Dans un deuxième temps, je pense qu'il serait tout à fait normal que ces résidences soient des lieux où il est interdit de faire du porte-à-porte, pour la même raison que vous comprendrez, j'en suis convaincu. Ce sont là les dispositions du projet de loi.
[Traduction]
Aux dernières élections, en Saskatchewan -- je pense au sénateur Andreychuk -- les bureaux de scrutin ont fermé plus tard que ceux de la Colombie-Britannique et de l'Alberta. Bien entendu, ce n'était pas intentionnel. Peu de temps avant, nous avions prévu que les bureaux de scrutin de l'ensemble du pays, sauf pour quelques petites variantes, fermeraient à des heures semblables, afin que les électeurs de l'Ouest du pays aient le sentiment légitime que leurs votes ont la même valeur que ceux des autres Canadiens. Manifestement, une erreur a été commise, puisqu'au bout du compte, les bureaux de scrutin de la Saskatchewan ont fermé plus tard que ceux de la Colombie-Britannique. C'était à cause de l'heure avancée, qui ne l'était pas en Saskatchewan, comme vous le savez tous.
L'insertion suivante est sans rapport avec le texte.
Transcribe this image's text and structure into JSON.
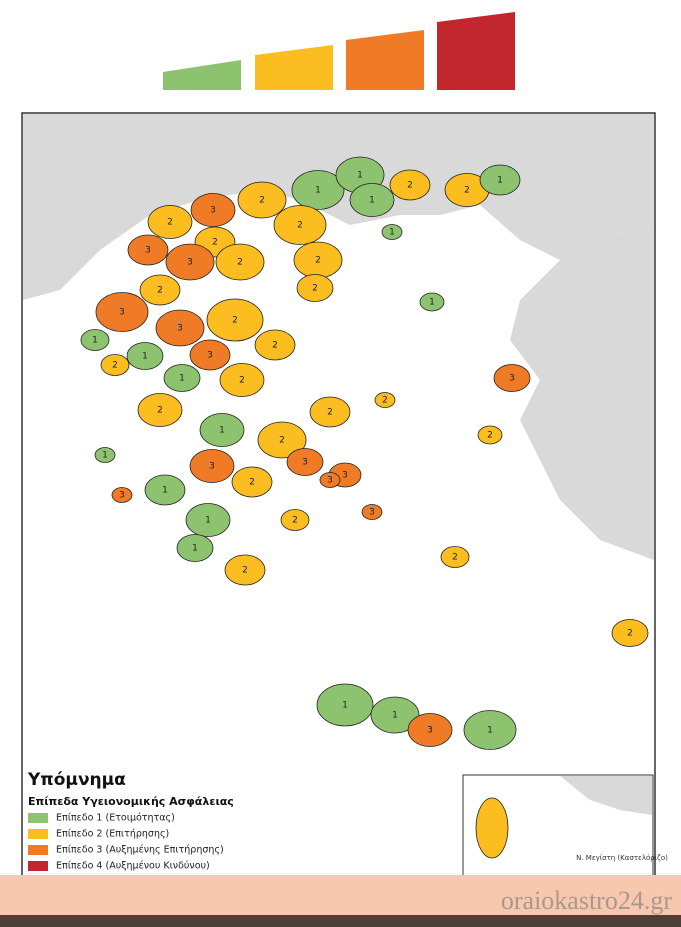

Des mesures correctives ont été prises dans ce projet de loi pour remédier à ce problème.
L'étalement des heures de vote sera conservé lorsqu'il y a plusieurs élections partielles dans plus d'un fuseau horaire. En apportant ce changement aux heures de vote échelonnées, nous avons aussi constaté qu'en cas d'élections partielles dans un seul fuseau horaire, les bureaux de scrutin fermaient parfois très tard, ou très tôt, sans raison. L'exemple le plus récent est celui des élections partielles de Sherbrooke, où les bureaux de scrutin ont fermé à 21 h 30, sans raison. Il n'y avait pas d'élections ailleurs au Canada, et c'était la seule élection partielle. Le projet de loi prévoit que désormais, s'il n'y a qu'une élection partielle, ou que des élections partielles n'ont lieu que dans un fuseau horaire, les heures de vote seront de 8 h 30 à 20 h 30.
Il s'agit de questions administratives, mais qui sont importantes pour les électeurs; c'est sans doute ce qui touche de plus près l'électorat.
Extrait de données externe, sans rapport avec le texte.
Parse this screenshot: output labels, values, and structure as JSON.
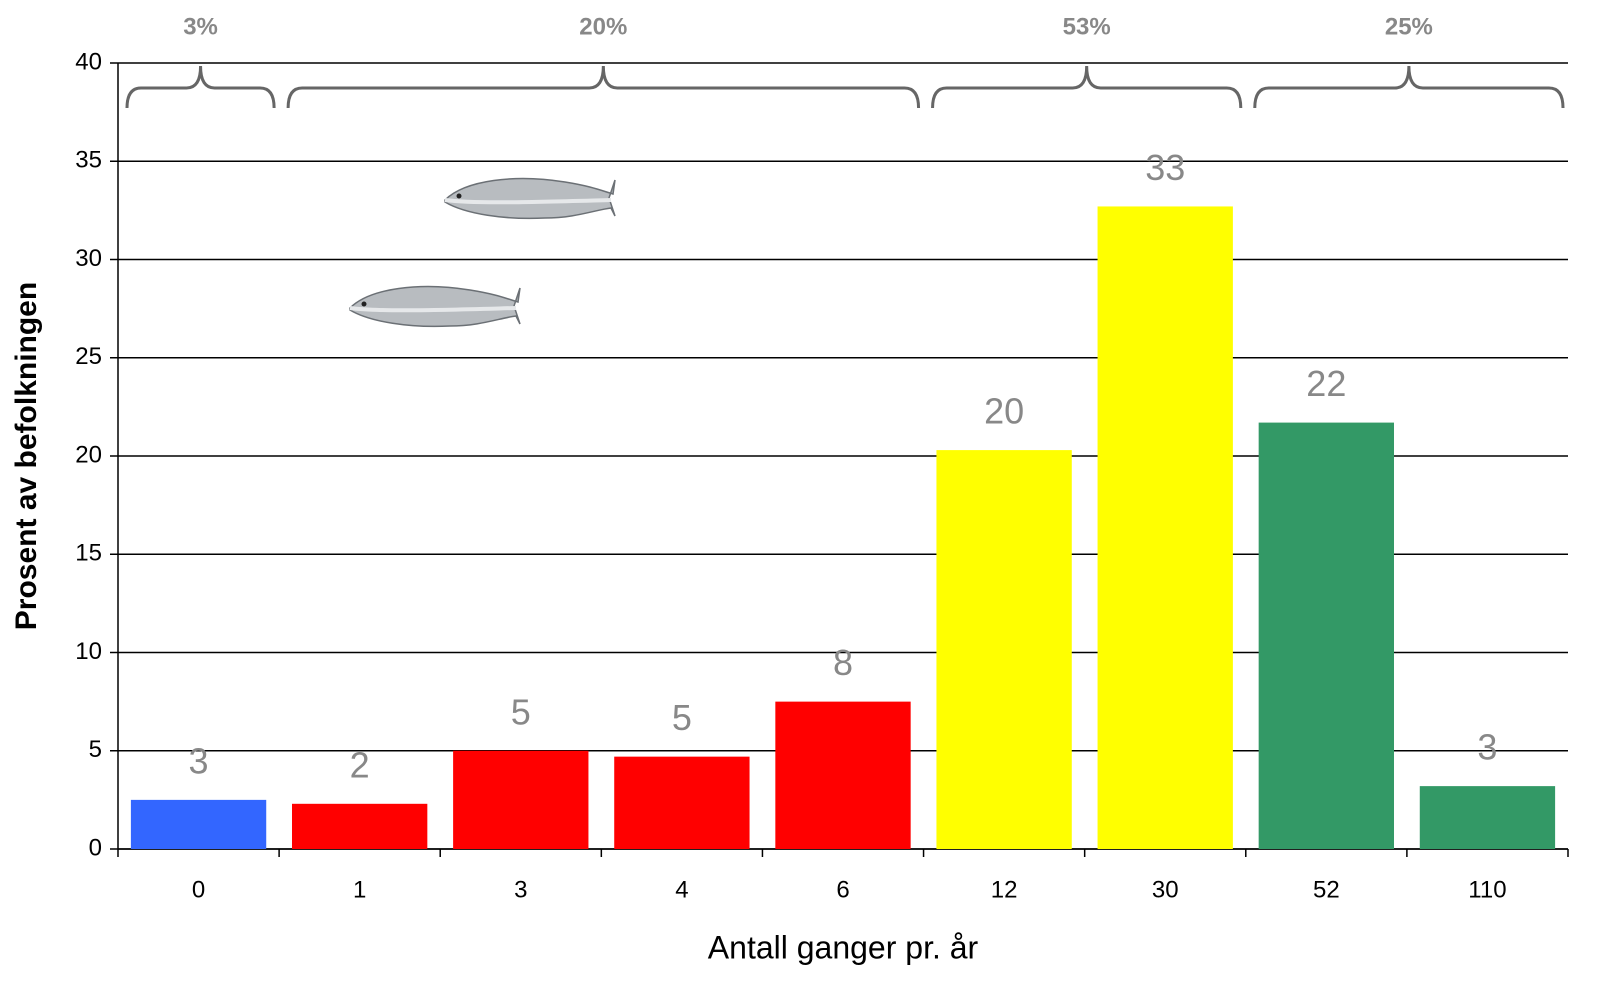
{
  "chart_data": {
    "type": "bar",
    "y_label": "Prosent av befolkningen",
    "x_label": "Antall ganger pr. år",
    "categories": [
      "0",
      "1",
      "3",
      "4",
      "6",
      "12",
      "30",
      "52",
      "110"
    ],
    "values": [
      2.5,
      2.3,
      5.0,
      4.7,
      7.5,
      20.3,
      32.7,
      21.7,
      3.2
    ],
    "value_labels": [
      "3",
      "2",
      "5",
      "5",
      "8",
      "20",
      "33",
      "22",
      "3"
    ],
    "colors": [
      "#3366ff",
      "#ff0000",
      "#ff0000",
      "#ff0000",
      "#ff0000",
      "#ffff00",
      "#ffff00",
      "#339966",
      "#339966"
    ],
    "ylim": [
      0,
      40
    ],
    "yticks": [
      0,
      5,
      10,
      15,
      20,
      25,
      30,
      35,
      40
    ],
    "grid": true,
    "braces": [
      {
        "label": "3%",
        "categories": [
          "0"
        ]
      },
      {
        "label": "20%",
        "categories": [
          "1",
          "3",
          "4",
          "6"
        ]
      },
      {
        "label": "53%",
        "categories": [
          "12",
          "30"
        ]
      },
      {
        "label": "25%",
        "categories": [
          "52",
          "110"
        ]
      }
    ]
  }
}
Le projet de loi C-2 permettra de faire de la publicité électorale en posant des affiches dans les immeubles locatifs et les condominiums, si leur taille et leur emplacement sont raisonnables. Le directeur général des élections publiera un bulletin à ce sujet. Le problème que nous avons, bien entendu, c'est qu'au Canada, on assimile de plus en plus au droit d'expression démocratique le fait d'afficher les couleurs du candidat qu'on appuie en cas de campagne électorale. Pour les maisons unifamiliales, c'est assez facile, mais cela peut poser des problèmes dans le cas des condominiums. Parfois, la société de gestion de l'immeuble en copropriété adopte des règles empêchant cette pratique ou, pire encore, dans le cas des immeubles à logements, le propriétaire décide unilatéralement de l'interdire. Ce projet de loi protégera ce droit des citoyens.
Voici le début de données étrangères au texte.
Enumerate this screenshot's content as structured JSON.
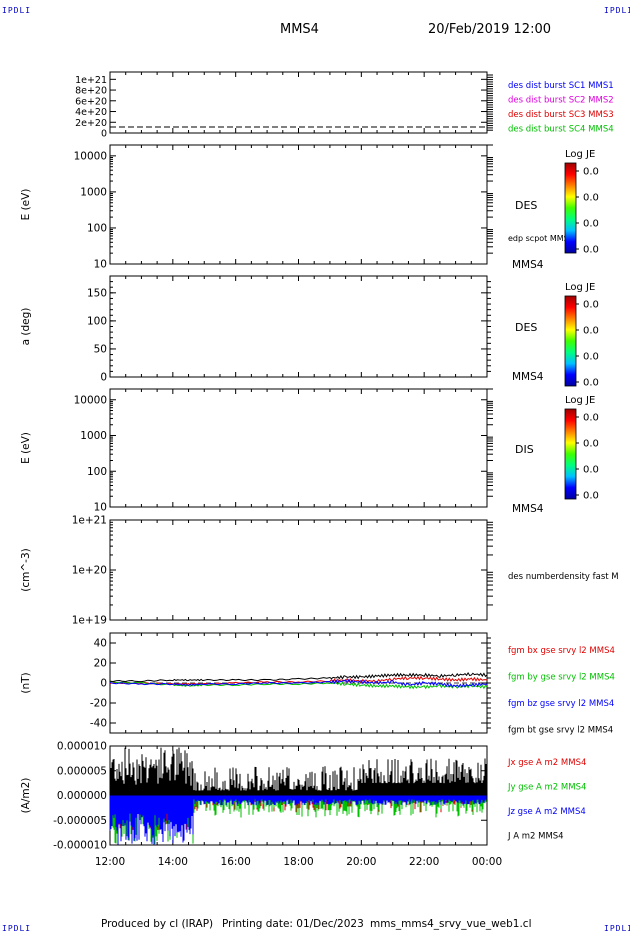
{
  "corner_labels": {
    "top_left": "IPDLI",
    "top_right": "IPDLI",
    "bottom_left": "IPDLI",
    "bottom_right": "IPDLI"
  },
  "header": {
    "spacecraft": "MMS4",
    "datetime": "20/Feb/2019 12:00"
  },
  "footer": {
    "produced_by": "Produced by cl (IRAP)",
    "printing_date": "Printing date: 01/Dec/2023",
    "filename": "mms_mms4_srvy_vue_web1.cl"
  },
  "colors": {
    "black": "#000000",
    "blue": "#0000ff",
    "magenta": "#e000e0",
    "red": "#e00000",
    "green": "#00c000"
  },
  "colorbar_gradient": [
    "#0000a0",
    "#0000ff",
    "#00c0ff",
    "#00ff80",
    "#40ff00",
    "#ffff00",
    "#ff8000",
    "#ff0000",
    "#a00000"
  ],
  "chart_data": [
    {
      "type": "line",
      "y_ticks": [
        "0",
        "2e+20",
        "4e+20",
        "6e+20",
        "8e+20",
        "1e+21"
      ],
      "ylim": [
        0,
        1e+21
      ],
      "series": [
        {
          "name": "des dist burst SC1 MMS1",
          "color": "#0000ff",
          "values": [
            0
          ]
        },
        {
          "name": "des dist burst SC2 MMS2",
          "color": "#e000e0",
          "values": [
            0
          ]
        },
        {
          "name": "des dist burst SC3 MMS3",
          "color": "#e00000",
          "values": [
            0
          ]
        },
        {
          "name": "des dist burst SC4 MMS4",
          "color": "#00c000",
          "values": [
            0
          ]
        }
      ]
    },
    {
      "type": "heatmap",
      "ylabel": "E (eV)",
      "y_ticks": [
        "10",
        "100",
        "1000",
        "10000"
      ],
      "ylim": [
        10,
        20000
      ],
      "yscale": "log",
      "label": "DES",
      "overlay_label": "edp scpot MMS4",
      "spacecraft": "MMS4",
      "colorbar": {
        "title": "Log JE",
        "ticks": [
          "0.0",
          "0.0",
          "0.0",
          "0.0"
        ]
      }
    },
    {
      "type": "heatmap",
      "ylabel": "a (deg)",
      "y_ticks": [
        "0",
        "50",
        "100",
        "150"
      ],
      "ylim": [
        0,
        180
      ],
      "label": "DES",
      "spacecraft": "MMS4",
      "colorbar": {
        "title": "Log JE",
        "ticks": [
          "0.0",
          "0.0",
          "0.0",
          "0.0"
        ]
      }
    },
    {
      "type": "heatmap",
      "ylabel": "E (eV)",
      "y_ticks": [
        "10",
        "100",
        "1000",
        "10000"
      ],
      "ylim": [
        10,
        20000
      ],
      "yscale": "log",
      "label": "DIS",
      "spacecraft": "MMS4",
      "colorbar": {
        "title": "Log JE",
        "ticks": [
          "0.0",
          "0.0",
          "0.0",
          "0.0"
        ]
      }
    },
    {
      "type": "line",
      "ylabel": "(cm^-3)",
      "y_ticks": [
        "1e+19",
        "1e+20",
        "1e+21"
      ],
      "ylim": [
        1e+19,
        1e+21
      ],
      "yscale": "log",
      "series": [
        {
          "name": "des numberdensity fast M",
          "color": "#000000",
          "values": []
        }
      ]
    },
    {
      "type": "line",
      "ylabel": "(nT)",
      "y_ticks": [
        "-40",
        "-20",
        "0",
        "20",
        "40"
      ],
      "ylim": [
        -50,
        50
      ],
      "x": [
        12,
        13,
        14,
        14.5,
        15,
        16,
        17,
        18,
        19,
        19.5,
        20,
        20.5,
        21,
        21.5,
        22,
        22.5,
        23,
        23.5,
        24
      ],
      "series": [
        {
          "name": "fgm bx gse srvy l2 MMS4",
          "color": "#e00000",
          "values": [
            0,
            0,
            -1,
            -1,
            -1,
            0,
            1,
            1,
            2,
            3,
            2,
            2,
            4,
            5,
            5,
            4,
            3,
            4,
            3
          ]
        },
        {
          "name": "fgm by gse srvy l2 MMS4",
          "color": "#00c000",
          "values": [
            1,
            0,
            -2,
            -3,
            -2,
            -2,
            -1,
            -1,
            0,
            -1,
            -2,
            -3,
            -3,
            -4,
            -4,
            -3,
            -4,
            -3,
            -4
          ]
        },
        {
          "name": "fgm bz gse srvy l2 MMS4",
          "color": "#0000ff",
          "values": [
            0,
            -1,
            -1,
            -2,
            -1,
            -1,
            0,
            0,
            1,
            2,
            1,
            0,
            1,
            -2,
            0,
            -1,
            -3,
            -2,
            -1
          ]
        },
        {
          "name": "fgm bt gse srvy l2 MMS4",
          "color": "#000000",
          "values": [
            2,
            2,
            3,
            3,
            3,
            3,
            3,
            4,
            5,
            6,
            6,
            7,
            8,
            8,
            8,
            7,
            8,
            9,
            8
          ]
        }
      ]
    },
    {
      "type": "area",
      "ylabel": "(A/m2)",
      "y_ticks": [
        "-0.000010",
        "-0.000005",
        "0.000000",
        "0.000005",
        "0.000010"
      ],
      "ylim": [
        -1e-05,
        1e-05
      ],
      "x_ticks": [
        "12:00",
        "14:00",
        "16:00",
        "18:00",
        "20:00",
        "22:00",
        "00:00"
      ],
      "x_hours": [
        12,
        24
      ],
      "series": [
        {
          "name": "Jx gse A m2 MMS4",
          "color": "#e00000",
          "values": []
        },
        {
          "name": "Jy gse A m2 MMS4",
          "color": "#00c000",
          "values": []
        },
        {
          "name": "Jz gse A m2 MMS4",
          "color": "#0000ff",
          "values": []
        },
        {
          "name": "J A m2 MMS4",
          "color": "#000000",
          "values": []
        }
      ]
    }
  ]
}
Le projet de loi C-2 permet aussi aux candidats d'entrer dans les immeubles à appartements et autres immeubles à logements multiples, à des heures raisonnables. Cette disposition existait déjà, mais il n'y avait pas de sanction contre ceux qui l'enfreignaient. Un candidat pouvait informer un propriétaire qu'il n'avait pas le droit de l'empêcher d'entrer dans un immeuble, mais si le propriétaire continuait d'insister pour empêcher le candidat d'y entrer pour obtenir des appuis et pour se présenter aux citoyens qu'il espérait représenter au Parlement du Canada, ce dernier ne pouvait rien faire parce qu'aucune mesure punitive n'était prévue, hormis le recours à une injonction. Le temps d'obtenir une injonction -- vous connaissez tous les critères requis -- l'élection était depuis longtemps passée. Si vous aviez perdu, cela ne servait à rien et si vous aviez gagné, il ne servait à rien non plus de poursuivre l'un de vos électeurs. Manifestement, c'était absolument inefficace.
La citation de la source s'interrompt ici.